Environment: UN: Ozone recovery on track

environment
UN: Ozone recovery on track

Old refrigerators contain chlorofluorocarbons (CFCs), which damage the ozone layer. photo

© Marcel Kusch/dpa

The ozone layer protects the earth from ultraviolet radiation from the sun. It is currently on track to recover to where it was in 1980 – before the ozone hole formed.

The ozone layer is currently on track to recover over the coming decades. This was pointed out by a panel of experts appointed by the UN at the annual conference of the American Meteorological Society in Denver. The decision to phase out many ozone-depleting substances also benefits climate protection.

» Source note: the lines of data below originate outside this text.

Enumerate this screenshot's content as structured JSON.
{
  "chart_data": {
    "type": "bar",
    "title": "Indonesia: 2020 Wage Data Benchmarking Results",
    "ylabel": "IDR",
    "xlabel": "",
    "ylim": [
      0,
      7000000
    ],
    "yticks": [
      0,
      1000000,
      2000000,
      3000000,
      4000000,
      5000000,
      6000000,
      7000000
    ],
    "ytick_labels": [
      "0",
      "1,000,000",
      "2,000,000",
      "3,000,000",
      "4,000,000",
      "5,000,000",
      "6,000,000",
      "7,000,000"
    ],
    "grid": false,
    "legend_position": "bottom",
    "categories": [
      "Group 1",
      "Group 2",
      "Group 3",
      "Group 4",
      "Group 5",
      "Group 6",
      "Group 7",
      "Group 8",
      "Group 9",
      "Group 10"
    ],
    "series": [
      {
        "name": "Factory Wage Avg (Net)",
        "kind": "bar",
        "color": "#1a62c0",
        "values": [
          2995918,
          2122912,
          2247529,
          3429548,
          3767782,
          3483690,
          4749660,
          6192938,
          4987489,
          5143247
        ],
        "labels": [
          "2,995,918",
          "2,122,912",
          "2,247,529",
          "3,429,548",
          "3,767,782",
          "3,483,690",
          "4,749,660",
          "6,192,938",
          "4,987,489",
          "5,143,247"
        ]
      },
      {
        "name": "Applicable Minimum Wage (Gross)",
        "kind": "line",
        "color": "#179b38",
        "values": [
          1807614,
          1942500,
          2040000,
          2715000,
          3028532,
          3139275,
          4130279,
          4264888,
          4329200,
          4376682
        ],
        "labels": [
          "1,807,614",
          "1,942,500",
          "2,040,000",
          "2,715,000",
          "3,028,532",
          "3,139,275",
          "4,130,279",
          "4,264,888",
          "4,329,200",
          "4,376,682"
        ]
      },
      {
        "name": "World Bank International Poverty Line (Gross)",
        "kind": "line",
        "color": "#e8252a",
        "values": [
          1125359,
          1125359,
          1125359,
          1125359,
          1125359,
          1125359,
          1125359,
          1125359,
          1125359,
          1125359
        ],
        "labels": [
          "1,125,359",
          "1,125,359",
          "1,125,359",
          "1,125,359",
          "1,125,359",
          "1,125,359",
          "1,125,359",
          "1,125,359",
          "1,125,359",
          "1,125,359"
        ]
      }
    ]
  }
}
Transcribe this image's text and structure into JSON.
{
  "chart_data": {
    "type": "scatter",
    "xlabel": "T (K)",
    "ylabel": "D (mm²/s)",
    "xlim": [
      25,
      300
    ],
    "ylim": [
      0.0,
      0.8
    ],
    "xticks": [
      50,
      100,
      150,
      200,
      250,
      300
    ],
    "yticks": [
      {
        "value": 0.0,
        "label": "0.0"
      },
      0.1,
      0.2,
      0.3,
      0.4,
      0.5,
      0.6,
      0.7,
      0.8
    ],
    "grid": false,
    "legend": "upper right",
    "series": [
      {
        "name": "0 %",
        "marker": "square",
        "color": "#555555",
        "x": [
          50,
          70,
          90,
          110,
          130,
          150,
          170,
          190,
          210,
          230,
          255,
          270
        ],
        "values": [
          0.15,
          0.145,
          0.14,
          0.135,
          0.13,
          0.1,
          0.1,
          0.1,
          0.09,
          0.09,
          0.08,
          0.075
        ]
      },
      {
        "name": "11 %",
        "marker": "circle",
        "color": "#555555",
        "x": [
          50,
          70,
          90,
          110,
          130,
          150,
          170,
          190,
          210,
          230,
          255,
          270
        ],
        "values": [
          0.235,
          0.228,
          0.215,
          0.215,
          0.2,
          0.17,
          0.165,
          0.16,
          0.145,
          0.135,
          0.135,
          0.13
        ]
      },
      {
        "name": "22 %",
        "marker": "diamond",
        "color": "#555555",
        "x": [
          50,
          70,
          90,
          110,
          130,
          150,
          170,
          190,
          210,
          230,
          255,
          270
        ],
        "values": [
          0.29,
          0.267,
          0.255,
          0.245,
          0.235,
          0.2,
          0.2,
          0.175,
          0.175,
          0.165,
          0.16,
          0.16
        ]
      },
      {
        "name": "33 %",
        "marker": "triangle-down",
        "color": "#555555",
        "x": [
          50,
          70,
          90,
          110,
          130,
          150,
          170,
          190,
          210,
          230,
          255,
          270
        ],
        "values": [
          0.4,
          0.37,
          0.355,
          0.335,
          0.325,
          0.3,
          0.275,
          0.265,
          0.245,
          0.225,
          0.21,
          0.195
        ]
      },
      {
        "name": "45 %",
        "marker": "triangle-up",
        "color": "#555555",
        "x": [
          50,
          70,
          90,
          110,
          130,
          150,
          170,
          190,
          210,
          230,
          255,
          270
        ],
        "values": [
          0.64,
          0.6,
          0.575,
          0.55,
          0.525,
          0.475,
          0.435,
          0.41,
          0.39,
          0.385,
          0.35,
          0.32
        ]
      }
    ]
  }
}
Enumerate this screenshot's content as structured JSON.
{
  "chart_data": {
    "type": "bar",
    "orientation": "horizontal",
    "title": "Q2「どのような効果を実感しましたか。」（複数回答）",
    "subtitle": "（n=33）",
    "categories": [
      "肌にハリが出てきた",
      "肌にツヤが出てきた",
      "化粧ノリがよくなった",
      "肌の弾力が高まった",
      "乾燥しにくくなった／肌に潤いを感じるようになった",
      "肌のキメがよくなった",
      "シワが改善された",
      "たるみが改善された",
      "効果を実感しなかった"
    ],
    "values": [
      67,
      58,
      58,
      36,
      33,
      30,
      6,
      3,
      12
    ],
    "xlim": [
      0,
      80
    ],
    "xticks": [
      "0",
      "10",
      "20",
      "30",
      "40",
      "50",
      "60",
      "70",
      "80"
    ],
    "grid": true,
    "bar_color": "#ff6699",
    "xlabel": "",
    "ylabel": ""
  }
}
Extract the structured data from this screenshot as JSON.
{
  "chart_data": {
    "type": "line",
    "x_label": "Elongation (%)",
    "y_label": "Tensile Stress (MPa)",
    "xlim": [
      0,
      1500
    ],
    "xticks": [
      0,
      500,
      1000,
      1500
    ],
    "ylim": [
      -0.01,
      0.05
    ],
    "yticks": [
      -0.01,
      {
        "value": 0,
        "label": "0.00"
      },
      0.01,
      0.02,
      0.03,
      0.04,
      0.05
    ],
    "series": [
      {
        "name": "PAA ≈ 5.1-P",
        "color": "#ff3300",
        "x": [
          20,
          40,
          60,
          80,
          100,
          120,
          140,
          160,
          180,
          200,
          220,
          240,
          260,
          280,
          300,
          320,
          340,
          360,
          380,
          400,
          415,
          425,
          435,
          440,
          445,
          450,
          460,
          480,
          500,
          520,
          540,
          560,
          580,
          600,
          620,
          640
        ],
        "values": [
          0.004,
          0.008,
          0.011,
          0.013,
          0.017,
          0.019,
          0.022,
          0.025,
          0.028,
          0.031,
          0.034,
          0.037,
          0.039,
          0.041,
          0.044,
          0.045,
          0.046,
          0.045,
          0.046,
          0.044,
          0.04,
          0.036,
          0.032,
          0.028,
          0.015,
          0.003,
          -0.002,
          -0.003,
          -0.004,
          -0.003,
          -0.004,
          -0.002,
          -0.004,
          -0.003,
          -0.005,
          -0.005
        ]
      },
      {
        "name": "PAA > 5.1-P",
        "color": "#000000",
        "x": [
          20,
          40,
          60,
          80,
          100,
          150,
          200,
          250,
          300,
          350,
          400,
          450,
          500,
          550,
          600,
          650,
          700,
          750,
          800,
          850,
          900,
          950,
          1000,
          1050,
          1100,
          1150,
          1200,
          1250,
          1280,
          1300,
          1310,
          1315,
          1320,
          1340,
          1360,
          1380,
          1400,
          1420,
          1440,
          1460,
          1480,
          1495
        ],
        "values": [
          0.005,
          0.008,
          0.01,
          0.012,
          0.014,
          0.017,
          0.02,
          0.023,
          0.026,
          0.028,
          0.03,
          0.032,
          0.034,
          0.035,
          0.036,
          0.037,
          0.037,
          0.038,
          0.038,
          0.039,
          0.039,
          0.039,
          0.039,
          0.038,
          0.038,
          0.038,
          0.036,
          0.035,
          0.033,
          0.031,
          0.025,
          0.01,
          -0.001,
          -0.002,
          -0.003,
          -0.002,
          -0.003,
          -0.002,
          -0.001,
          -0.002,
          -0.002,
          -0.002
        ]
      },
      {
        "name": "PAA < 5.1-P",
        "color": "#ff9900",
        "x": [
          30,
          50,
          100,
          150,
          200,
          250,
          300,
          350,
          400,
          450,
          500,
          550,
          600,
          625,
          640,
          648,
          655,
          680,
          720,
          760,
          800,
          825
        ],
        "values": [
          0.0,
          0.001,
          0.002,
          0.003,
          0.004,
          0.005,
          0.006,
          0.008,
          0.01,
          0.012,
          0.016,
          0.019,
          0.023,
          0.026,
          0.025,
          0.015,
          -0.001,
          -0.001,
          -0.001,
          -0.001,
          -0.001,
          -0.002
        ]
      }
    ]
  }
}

If current trajectories are maintained, the ozone layer should recover to 1980 levels by about 2066 in Antarctica, 2045 in the Arctic, and 2040 in the rest of the world—that was before the ozone hole formed. In 1987, the UN agreed in the Montreal Protocol to end chlorofluorocarbons (CFCs) because they damage the ozone layer. This layer in the Earth’s atmosphere protects the Earth from the sun’s ultraviolet radiation.

The additional end agreed by the United Nations in 2016 for certain chemical refrigerants, the hydrofluorocarbons (HFCs), could reduce global warming by 0.3 to 0.5 degrees by 2100, the experts write. Trifluoromethane was not included in the calculation. HFCs are used in refrigerators, for example, and sometimes also in heat pumps or air conditioning systems. For some time, the gases were considered an alternative to CFCs.

Although HFCs do not attack the ozone layer, they are significantly more harmful to the climate than CO2, for example. In an extension of the Montreal Convention, the agreement to phase out the use of HFCs followed in 2016.